29 junho 2008

Ética a Nicômaco

Aristóteles, o maior sistematizador da Filosofia grega, escreveu mais de quatrocentas obras, das quais restam quarenta e sete, algumas certamente autênticas e outras de autenticidade duvidosa. Destas quarenta e sete somente uma pertence à classe das chamadas exotéricas, isto é, obras de divulgação, para "gente fora da escola". Dentre tais obras, as dedicadas à Ética são: a Ética a Nicômacos, a Ética a Êudemos e a Ética Maior (ou Magna Moralia).

O caráter estritamente esotérico de suas obras deve ser ressaltado. Aristóteles não escrevia para o público em geral, mas para o uso interno na sua academia. Em todas as suas obras sobre a Ética há características de notas de aula, tomadas pelos alunos, e transformadas em apostilas, para que o material fosse aproveitado na escola e não se perdesse no tempo.

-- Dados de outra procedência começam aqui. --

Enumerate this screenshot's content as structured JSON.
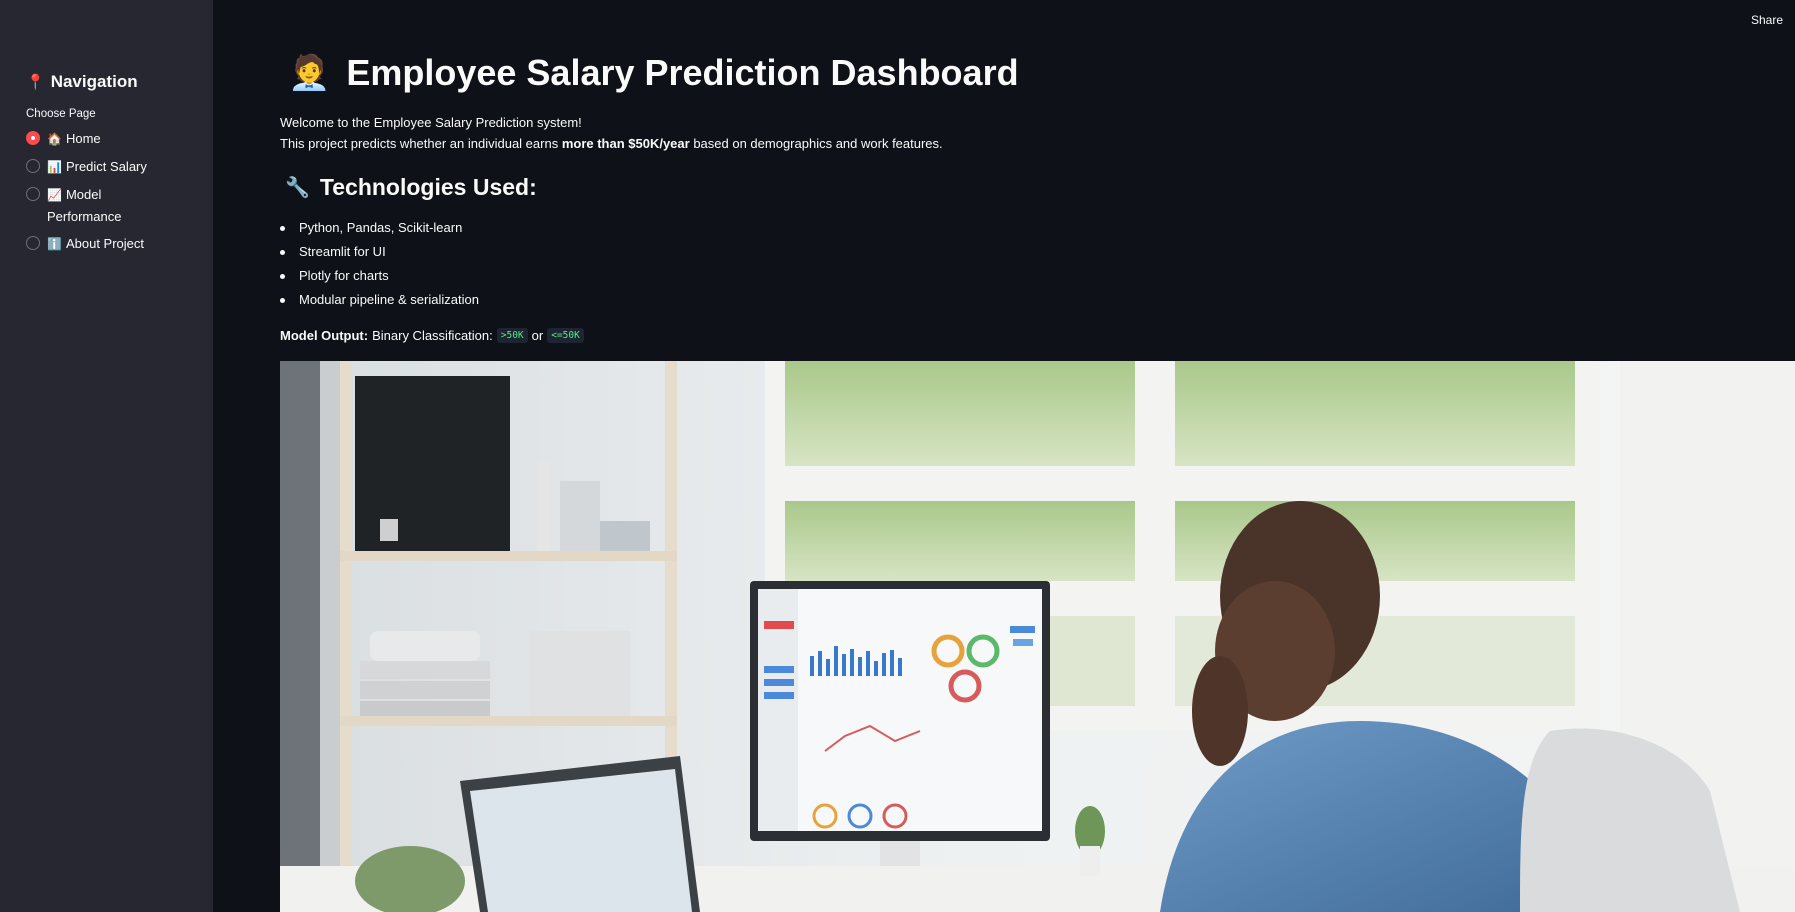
{
  "sidebar": {
    "title_icon": "📍",
    "title": "Navigation",
    "choose_label": "Choose Page",
    "items": [
      {
        "icon": "🏠",
        "label": "Home",
        "checked": true
      },
      {
        "icon": "📊",
        "label": "Predict Salary",
        "checked": false
      },
      {
        "icon": "📈",
        "label": "Model Performance",
        "checked": false
      },
      {
        "icon": "ℹ️",
        "label": "About Project",
        "checked": false
      }
    ]
  },
  "header": {
    "share_label": "Share"
  },
  "main": {
    "title_icon": "🧑‍💼",
    "title": "Employee Salary Prediction Dashboard",
    "intro_line1": "Welcome to the Employee Salary Prediction system!",
    "intro_line2_pre": "This project predicts whether an individual earns ",
    "intro_line2_bold": "more than $50K/year",
    "intro_line2_post": " based on demographics and work features.",
    "tech_title_icon": "🔧",
    "tech_title": "Technologies Used:",
    "tech_items": [
      "Python, Pandas, Scikit-learn",
      "Streamlit for UI",
      "Plotly for charts",
      "Modular pipeline & serialization"
    ],
    "model_output_label": "Model Output:",
    "model_output_text": "Binary Classification:",
    "code_1": ">50K",
    "or_text": "or",
    "code_2": "<=50K"
  },
  "colors": {
    "background": "#0e1117",
    "sidebar": "#262730",
    "accent": "#ff4b4b",
    "code_text": "#5ce488"
  }
}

A Ética a Nicômacos, por exemplo, teria sido a edição das notas de aula tomadas pelo seu filho Nicômacos.

A Ética a Nicômacos compõe-se de dez livros. No livro I Aristóteles tenta determinar quais as coisas que são boas para o homem, inclusive qual é o bem supremo. Nos livros II, III e IV descreve as várias formas de excelência moral. Nos livros V, VI e VII examina com mais cuidado as excelências morais e as deficiências morais. Nos livros VIII e IX, destoando do escopo de sua obra, analisa a amizade. No livro X, concluindo, especula sobre a amizade e introduz o leitor à sua nova obra, ou seja, a Política.

A Ética a Nicômacos difere profundamente de um livro moderno de filosofia. No seu conteúdo, nota-se repetidas vezes, o sentido de coleção de notas de aula, elaborada com mais ou menos cuidado. Quer dizer, falta-lhe unidade e coerência, requisitos de um livro moderno de filosofia. O bem supremo, ou a felicidade, por exemplo, é objeto de discussões separadas nos livros I e X (o primeiro e o último da obra). Deixa muito espaço para a amizade e discute pouco a excelência intelectual.

O conteúdo da Ética a Nicômacos é determinar qual é a finalidade e o bem supremo da criatura humana, a fim de que ela possa fruir a felicidade de maneira mais elevada. Para Aristóteles, a ética é parte da ciência política, porque descreve o homem como um animal social que deve participar de sua polis. Este homem, como governante, deve proporcionar não só a felicidade de seus familiares e amigos com também de seus concidadãos. Para isso deve conhecer a formas de governo e de como governar, assunto de sua obra Política.

A ética é uma especulação sobre o bem e o mal, a justiça e a injustiça, a felicidade e a desgraça etc. Saibamos colocá-la em prática nos deveres mais ínfimos ou mais elevados de nossa vivência.

Fonte de Consulta

ARISTÓTELES, A Ética a Nicômacos. Trad. de Mário da Gama Kury. Brasília, Editora Universidade de Brasília, 1985.